In a significant ruling, Chief Justice DY Chandrachud, along with four other judges, declared the anonymous electoral bonds scheme a violation of the right to information under Article 19(1)(a). They stressed the importance of transparency in elections, saying it’s vital for voters to know where political parties get their funding. As a result, they ordered the State Bank of India (SBI) to stop issuing more electoral bonds and instructed the SBI to disclose details of bonds bought since April 12, 2019, to the Election Commission.

This decision is seen as a blow to the Bharatiya Janata Party (BJP), which was the main beneficiary of the scheme introduced in 2017. Advocate Prashant Bhushan pointed out that the Court struck down all parts of the scheme as violating citizens’ right to information. Initially presented as a move towards transparency by the government on January 2, 2018, the scheme allowed individuals and entities in India to buy electoral bonds, which could only be given to registered political parties. Only authorized banks could cash these bonds.

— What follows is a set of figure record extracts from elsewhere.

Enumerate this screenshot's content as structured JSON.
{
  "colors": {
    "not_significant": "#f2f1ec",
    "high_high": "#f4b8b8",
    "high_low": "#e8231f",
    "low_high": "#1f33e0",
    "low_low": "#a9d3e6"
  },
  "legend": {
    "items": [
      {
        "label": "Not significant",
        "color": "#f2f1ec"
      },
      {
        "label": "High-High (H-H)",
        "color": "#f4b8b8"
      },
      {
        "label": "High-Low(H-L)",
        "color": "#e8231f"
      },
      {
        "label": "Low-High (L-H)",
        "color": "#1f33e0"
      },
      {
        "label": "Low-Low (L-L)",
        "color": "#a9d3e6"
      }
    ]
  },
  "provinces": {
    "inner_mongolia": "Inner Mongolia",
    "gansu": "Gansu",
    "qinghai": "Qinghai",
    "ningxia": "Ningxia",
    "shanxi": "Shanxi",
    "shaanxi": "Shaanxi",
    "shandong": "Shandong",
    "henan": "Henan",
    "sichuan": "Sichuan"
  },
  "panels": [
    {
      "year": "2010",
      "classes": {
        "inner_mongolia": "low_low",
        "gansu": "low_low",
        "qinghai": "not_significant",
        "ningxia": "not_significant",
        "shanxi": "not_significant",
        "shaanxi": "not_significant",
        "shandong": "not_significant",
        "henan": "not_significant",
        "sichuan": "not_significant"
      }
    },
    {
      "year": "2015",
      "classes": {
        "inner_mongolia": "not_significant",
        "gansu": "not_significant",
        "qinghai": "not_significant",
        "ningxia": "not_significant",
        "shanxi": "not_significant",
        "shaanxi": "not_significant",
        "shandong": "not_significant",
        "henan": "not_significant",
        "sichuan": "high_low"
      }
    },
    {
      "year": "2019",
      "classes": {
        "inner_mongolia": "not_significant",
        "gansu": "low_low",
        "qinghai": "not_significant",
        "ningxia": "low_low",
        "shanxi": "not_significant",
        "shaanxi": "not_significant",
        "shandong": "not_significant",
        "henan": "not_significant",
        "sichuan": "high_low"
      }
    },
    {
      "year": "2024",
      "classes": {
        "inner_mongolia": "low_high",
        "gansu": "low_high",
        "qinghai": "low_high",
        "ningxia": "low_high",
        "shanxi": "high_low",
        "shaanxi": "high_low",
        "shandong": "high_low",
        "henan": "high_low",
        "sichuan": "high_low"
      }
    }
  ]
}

Although the Supreme Court had previously declined to put the scheme on hold, it reiterated its commitment to thoroughly examining the issue due to its significant impact on elections. The Constitution bench, comprising Justices Sanjiv Khanna, BR Gavai, JB Pardiwala, and Manoj Misra, started hearing petitions on this matter in October of the previous year. Various parties, including Congress leader Jaya Thakur, the Communist Party of India (Marxist), and the NGO Association for Democratic Reforms (ADR), presented arguments. Throughout the hearings, the apex court stressed the importance of reducing cash involvement in electoral activities.

What are Electoral Bonds?

Electoral bonds allow anonymous donations to political parties in denominations from Rs 1,000 to Rs 1 crore. They were introduced in 2017 to enhance transparency in political funding and formally rolled out in 2018. These bonds can be purchased from designated State Bank of India branches. Political parties must cash the bonds within 15 days of purchase for electoral expenses. Bonds are available for purchase during specific periods in January, April, July, and October, extended to 30 days in a general election year. Only parties registered under the Representation of the People Act, 1951, and those securing at least 1 percent of votes in the last General Election can use electoral bonds. Authorized banks can encash these bonds only through designated accounts.

What was Argued?

Critics of the electoral bond system argue that it undermines democracy by lacking transparency, creating an uneven playing field between the ruling party and opposition. They contend that this erodes democratic institutions. The government emphasizes that before the introduction of electoral bonds, political parties weren’t required to disclose donation sources below Rs 20,000.

This resulted in 69 percent of donations coming from “unknown sources,” as reported by ADR. The government introduced anonymity in electoral bonds to protect donors’ political affiliations while ensuring parties could raise funds through recognized channels. The Supreme Court delivered its judgment seven years after the initial challenge by ADR in 2017.